Schedule 12 of the Bill is sweeping. It amends the time limit provisions in the Employment Rights Act, TUPE, the Working Time Regulations, TULRCA, the Equality Act, and others. It leaves very few stones unturned.
The change to six months is not as simple as it sounds.
Six months doesn’t mean six months.
Employees still get additional time to bring a claim due to Acas Early Conciliation. In discrimination cases, tribunals can extend time where it’s just and equitable. In unfair dismissal cases, tribunals can extend time where it wasn’t reasonably practicable to bring the claim earlier. So while the default has doubled, the margin for extensions remains.
Before the implementation of the Employment Rights Bill there are three urgent steps employers should be taking now:
1. Review and extend document retention policies. You may need to hold on to records for at least nine months after any incident – longer if litigation seems possible.
2. Reassess HR budgets and insurance cover. Longer claim windows are likely to trigger more claims, which in turn may raise premiums.

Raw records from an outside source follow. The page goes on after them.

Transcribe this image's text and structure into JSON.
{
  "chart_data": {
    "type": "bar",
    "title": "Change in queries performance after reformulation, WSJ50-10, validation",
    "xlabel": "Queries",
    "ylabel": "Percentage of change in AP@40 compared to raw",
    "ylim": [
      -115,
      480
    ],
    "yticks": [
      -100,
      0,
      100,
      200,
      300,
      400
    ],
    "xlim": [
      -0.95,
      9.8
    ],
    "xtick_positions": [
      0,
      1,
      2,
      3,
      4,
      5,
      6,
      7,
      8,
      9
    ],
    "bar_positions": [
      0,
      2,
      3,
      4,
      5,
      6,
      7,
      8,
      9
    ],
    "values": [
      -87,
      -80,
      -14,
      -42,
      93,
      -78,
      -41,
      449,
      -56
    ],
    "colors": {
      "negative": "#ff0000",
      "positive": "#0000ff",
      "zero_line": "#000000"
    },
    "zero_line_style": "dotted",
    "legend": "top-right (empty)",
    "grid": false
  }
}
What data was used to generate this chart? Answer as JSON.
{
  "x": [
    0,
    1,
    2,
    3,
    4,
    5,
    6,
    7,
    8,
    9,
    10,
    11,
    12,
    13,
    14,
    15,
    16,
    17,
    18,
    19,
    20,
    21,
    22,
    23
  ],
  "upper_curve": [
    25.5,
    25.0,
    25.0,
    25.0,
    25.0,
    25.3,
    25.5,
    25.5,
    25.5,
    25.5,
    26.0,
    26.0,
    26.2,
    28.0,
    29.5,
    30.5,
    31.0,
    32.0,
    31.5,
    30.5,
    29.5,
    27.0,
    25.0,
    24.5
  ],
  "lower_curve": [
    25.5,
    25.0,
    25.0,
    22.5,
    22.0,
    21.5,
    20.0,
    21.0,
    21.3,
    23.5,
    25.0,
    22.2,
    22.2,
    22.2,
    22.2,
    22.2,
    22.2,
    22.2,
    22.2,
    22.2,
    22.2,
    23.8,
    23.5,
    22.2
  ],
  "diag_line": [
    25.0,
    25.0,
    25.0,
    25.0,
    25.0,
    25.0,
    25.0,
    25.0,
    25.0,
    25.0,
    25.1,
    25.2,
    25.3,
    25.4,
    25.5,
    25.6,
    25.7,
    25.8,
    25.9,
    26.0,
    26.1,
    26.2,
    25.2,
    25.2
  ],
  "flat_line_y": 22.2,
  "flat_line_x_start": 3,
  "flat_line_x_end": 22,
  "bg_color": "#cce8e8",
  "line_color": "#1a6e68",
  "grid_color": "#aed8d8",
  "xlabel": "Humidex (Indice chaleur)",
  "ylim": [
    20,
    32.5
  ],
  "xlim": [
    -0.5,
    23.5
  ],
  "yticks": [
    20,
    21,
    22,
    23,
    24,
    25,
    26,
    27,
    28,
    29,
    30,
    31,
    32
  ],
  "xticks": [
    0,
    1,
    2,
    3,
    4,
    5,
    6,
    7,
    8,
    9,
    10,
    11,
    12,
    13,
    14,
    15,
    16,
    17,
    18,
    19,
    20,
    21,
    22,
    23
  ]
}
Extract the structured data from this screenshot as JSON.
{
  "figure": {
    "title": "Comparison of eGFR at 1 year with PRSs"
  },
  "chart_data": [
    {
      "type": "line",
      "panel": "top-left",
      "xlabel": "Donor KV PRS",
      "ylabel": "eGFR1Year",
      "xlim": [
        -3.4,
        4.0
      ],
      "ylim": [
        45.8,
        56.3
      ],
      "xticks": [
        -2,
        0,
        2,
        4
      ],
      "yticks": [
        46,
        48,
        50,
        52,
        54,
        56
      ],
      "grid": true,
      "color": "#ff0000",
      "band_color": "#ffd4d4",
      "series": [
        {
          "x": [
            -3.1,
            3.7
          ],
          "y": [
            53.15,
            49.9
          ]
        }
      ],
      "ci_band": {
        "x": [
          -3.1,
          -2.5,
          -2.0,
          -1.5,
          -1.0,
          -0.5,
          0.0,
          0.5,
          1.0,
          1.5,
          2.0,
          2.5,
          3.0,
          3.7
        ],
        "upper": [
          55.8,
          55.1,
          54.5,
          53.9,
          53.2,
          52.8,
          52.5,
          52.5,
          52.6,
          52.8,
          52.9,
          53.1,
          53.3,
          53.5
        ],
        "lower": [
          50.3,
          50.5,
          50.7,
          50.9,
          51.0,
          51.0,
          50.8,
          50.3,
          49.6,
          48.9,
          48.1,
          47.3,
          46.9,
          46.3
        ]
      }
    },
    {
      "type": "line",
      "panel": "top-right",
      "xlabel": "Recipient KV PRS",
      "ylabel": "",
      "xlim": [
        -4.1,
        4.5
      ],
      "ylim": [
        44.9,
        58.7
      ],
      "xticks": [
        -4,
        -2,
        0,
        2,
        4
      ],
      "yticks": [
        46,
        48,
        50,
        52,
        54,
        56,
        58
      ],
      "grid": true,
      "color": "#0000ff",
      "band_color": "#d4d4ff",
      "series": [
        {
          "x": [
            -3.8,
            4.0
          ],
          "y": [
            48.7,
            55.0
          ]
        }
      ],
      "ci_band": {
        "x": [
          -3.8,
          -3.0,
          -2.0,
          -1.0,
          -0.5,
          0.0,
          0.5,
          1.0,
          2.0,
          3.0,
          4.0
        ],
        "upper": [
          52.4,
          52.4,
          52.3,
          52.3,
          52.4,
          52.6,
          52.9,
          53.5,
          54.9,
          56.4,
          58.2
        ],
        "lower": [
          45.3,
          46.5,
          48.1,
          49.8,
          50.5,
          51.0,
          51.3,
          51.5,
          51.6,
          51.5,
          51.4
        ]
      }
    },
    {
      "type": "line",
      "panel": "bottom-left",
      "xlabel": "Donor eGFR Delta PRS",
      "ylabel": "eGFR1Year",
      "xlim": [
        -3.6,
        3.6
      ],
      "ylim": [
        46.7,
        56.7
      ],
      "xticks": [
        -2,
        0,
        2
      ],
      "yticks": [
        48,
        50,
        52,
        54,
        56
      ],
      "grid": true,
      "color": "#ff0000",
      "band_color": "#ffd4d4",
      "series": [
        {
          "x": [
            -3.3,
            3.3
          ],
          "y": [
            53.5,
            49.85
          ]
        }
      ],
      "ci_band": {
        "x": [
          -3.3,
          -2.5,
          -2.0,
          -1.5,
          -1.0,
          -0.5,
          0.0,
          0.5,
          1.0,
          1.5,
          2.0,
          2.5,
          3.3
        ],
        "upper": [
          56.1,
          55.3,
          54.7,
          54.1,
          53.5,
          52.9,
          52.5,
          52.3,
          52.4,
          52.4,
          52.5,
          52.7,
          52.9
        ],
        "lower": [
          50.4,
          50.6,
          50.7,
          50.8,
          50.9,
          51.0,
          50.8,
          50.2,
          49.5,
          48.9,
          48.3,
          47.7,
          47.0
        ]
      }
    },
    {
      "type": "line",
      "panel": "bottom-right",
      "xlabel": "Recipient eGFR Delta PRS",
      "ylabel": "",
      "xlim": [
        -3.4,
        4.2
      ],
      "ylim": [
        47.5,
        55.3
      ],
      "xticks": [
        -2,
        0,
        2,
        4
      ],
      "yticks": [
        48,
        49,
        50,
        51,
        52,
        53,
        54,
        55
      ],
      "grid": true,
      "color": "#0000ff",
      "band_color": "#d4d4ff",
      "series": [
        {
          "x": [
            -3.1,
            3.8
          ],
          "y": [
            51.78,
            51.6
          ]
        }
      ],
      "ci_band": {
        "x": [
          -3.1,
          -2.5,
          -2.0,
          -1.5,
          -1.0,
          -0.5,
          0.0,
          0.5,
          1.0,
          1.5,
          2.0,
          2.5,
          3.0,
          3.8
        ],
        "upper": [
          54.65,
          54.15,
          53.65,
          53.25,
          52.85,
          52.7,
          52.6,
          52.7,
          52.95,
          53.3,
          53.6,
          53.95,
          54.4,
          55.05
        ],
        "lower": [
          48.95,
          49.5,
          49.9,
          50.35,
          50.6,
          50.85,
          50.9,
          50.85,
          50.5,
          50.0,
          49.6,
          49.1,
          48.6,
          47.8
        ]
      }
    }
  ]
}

3. Strengthen internal grievance and appeal processes. With more time to raise and resolve issues before claim deadlines, early resolution becomes more viable.
For employees’ advisers, this means more time to build stronger claims. More time for Subject Access Requests. More time to negotiate. And more time to bring cases that would previously have lapsed by the time an employee had found a solicitor.
The impact of this change will be felt across the board. More pressure. More paperwork. More litigation and more need for vigilance. This isn’t just a procedural change. It’s a fundamental rebalancing of the litigation landscape in employment law.
Three months was a sprint. Six months is a marathon. And you need to pace yourself accordingly.